Go Back
+ servings

Eggplant Penne Pasta - How to Prepare Eggplant

This dish could be meatless, or toss in a bit of your favorite meat and spaghetti sauce!
Prep Time5 minutes
Cook Time45 minutes
Servings - 4 servings

Ingredients 

  • 2 small eggplants
  • Couple dashes of salt
  • 16 oz. box penne pasta
  • 2 tsp olive oil
  • Pepper
  • Bunch of parsley, basil leaves and rosemary leaves
  • 3 garlic cloves
  • 1 cup crushed tomatoes
  • 3/4 cup mozzarella cheese
  • 4 ears of corn
  • Optional, Add 1/3 - 1/2 lb. ground beef or diced chicken for the meat version!

Instructions

  • Slice eggplants into 1/2 inch cubes or slightly smaller.
  • Place in colander and sprinkle with salt.

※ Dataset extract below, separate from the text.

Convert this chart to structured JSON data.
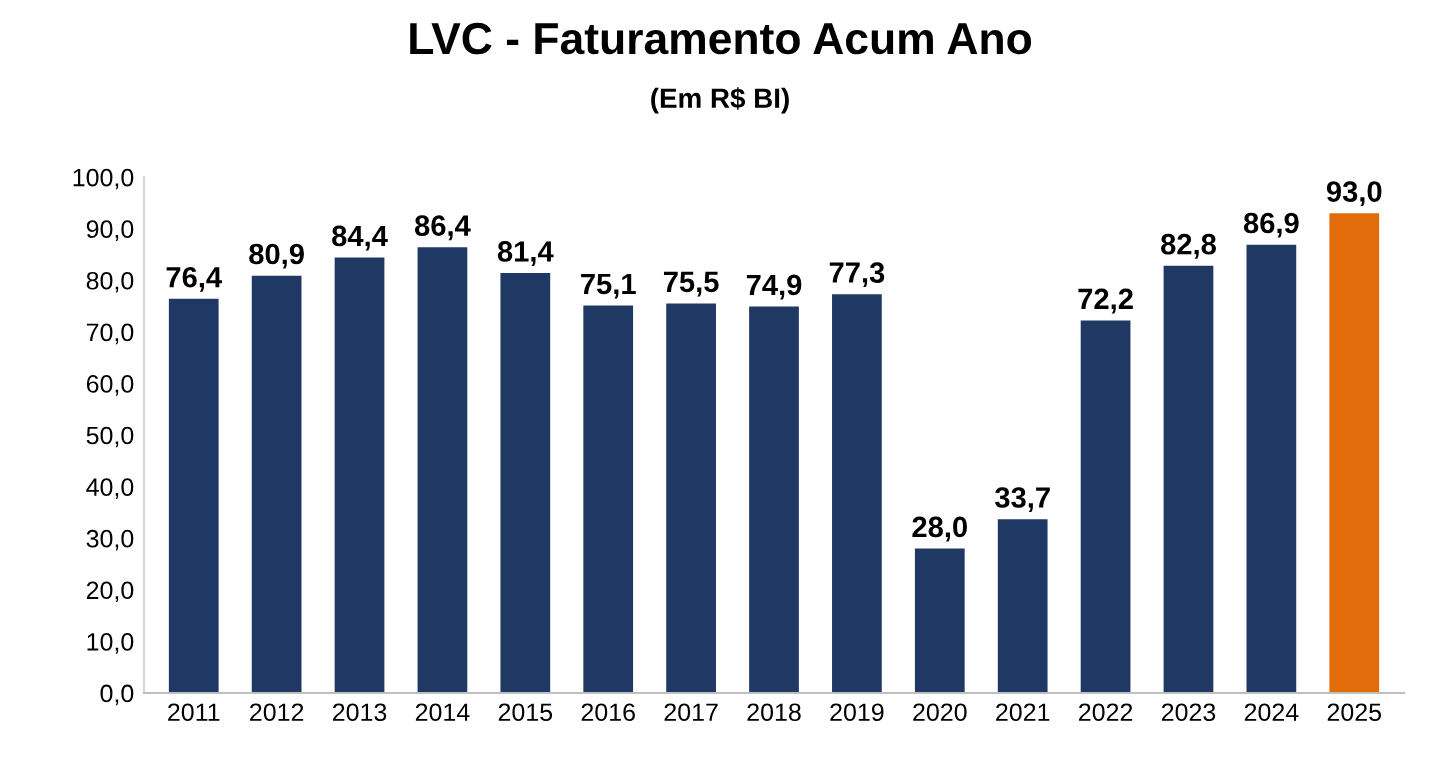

Set colander in the sink and let sit for 30 minutes. The salt will remove the bitter juices from the eggplant and the dish will be much tastier! After sitting for 30 minutes, rinse with cold water and then add to skillet for sauteing.
  • Meanwhile, cook pasta according to package instructions. Drain and return to saucepan. Chop fresh herbs.
  • Saute eggplant with the fresh herbs in olive oil for about 3-4 minutes, or until begin to brown. Stir often.
  • Add 1 cup of crushed tomatoes, or tomato sauce/diced tomatoes. Stir through. Add cooked pasta and shredded mozzarella cheese. Toss and let simmer over low heat for 3-5 minutes, or until cheese melts.
  • In glass baking dish, add corn cobs with 1/4 cup of water. Cover with plastic wrap and microwave for 4-5 minutes.
  • Serve Eggplant Penne Pasta with Corn Cobs.